Note: We are not as "crazy" as Complex Order. The above calculation is essentially within the realm of real numbers; we just borrowed complex numbers to complete certain derivations. From the results above, we know that for a two-dimensional real vector $[x, y]$ at position $n$, treating it as a complex number and multiplying by $e^{\text{i}n\theta}$ yields the identity:

\begin{equation}(x + y\text{i})e^{\text{i}n\theta} = (x \cos n\theta - y\sin n\theta) + \text{i} (x \sin n\theta + y\cos n\theta)\end{equation}

This means that by using:

\begin{equation}\begin{pmatrix}x \\ y\end{pmatrix} \to \begin{pmatrix}x \cos n\theta - y\sin n\theta \\ x \sin n\theta + y\cos n\theta \end{pmatrix} = \begin{pmatrix}x \\ y \end{pmatrix}\cos n\theta + \begin{pmatrix}-y \\ x \end{pmatrix}\sin n\theta\end{equation}

to assign absolute position information to $[x, y]$, it is equivalent to relative position encoding during the Attention calculation. For vectors with more than two dimensions, we can consider grouping every two dimensions and performing the same operation, where $\theta$ for each group can be different.

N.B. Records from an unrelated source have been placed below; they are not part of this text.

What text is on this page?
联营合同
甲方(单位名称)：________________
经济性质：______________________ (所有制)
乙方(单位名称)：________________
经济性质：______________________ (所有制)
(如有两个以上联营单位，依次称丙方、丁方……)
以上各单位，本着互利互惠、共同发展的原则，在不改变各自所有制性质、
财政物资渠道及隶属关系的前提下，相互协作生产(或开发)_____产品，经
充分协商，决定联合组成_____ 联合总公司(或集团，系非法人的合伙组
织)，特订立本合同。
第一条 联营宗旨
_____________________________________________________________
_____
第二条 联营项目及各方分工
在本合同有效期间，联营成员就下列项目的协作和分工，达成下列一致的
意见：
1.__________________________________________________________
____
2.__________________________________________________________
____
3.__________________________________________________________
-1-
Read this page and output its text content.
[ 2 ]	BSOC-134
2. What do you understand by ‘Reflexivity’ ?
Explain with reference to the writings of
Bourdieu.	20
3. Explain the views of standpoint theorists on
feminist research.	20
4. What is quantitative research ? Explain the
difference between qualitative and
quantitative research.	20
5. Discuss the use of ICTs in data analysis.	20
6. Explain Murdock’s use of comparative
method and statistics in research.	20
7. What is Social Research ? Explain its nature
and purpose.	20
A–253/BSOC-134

Thus, we obtain a position encoding scheme that fuses absolute and relative position information. In form, it looks a bit like multiplicative absolute position encoding. By performing this position encoding on $\boldsymbol{q}, \boldsymbol{k}$, the effect is equivalent to relative position encoding. If explicit absolute position information is still needed, this position encoding can also be applied to $\boldsymbol{v}$ simultaneously. Overall, by manipulating absolute positions, we can achieve the effect of both absolute and relative positions. Preliminary experiments show it can work, but it hasn't been fully verified yet; everyone is welcome to try and exchange ideas.

Summary

This article summarizes some work on position encoding, generally categorized into absolute, relative, and non-conventional styles, showing various ingenious operations. Finally, the author shared a conception of a position encoding scheme that fuses absolute and relative positions for interested readers' reference.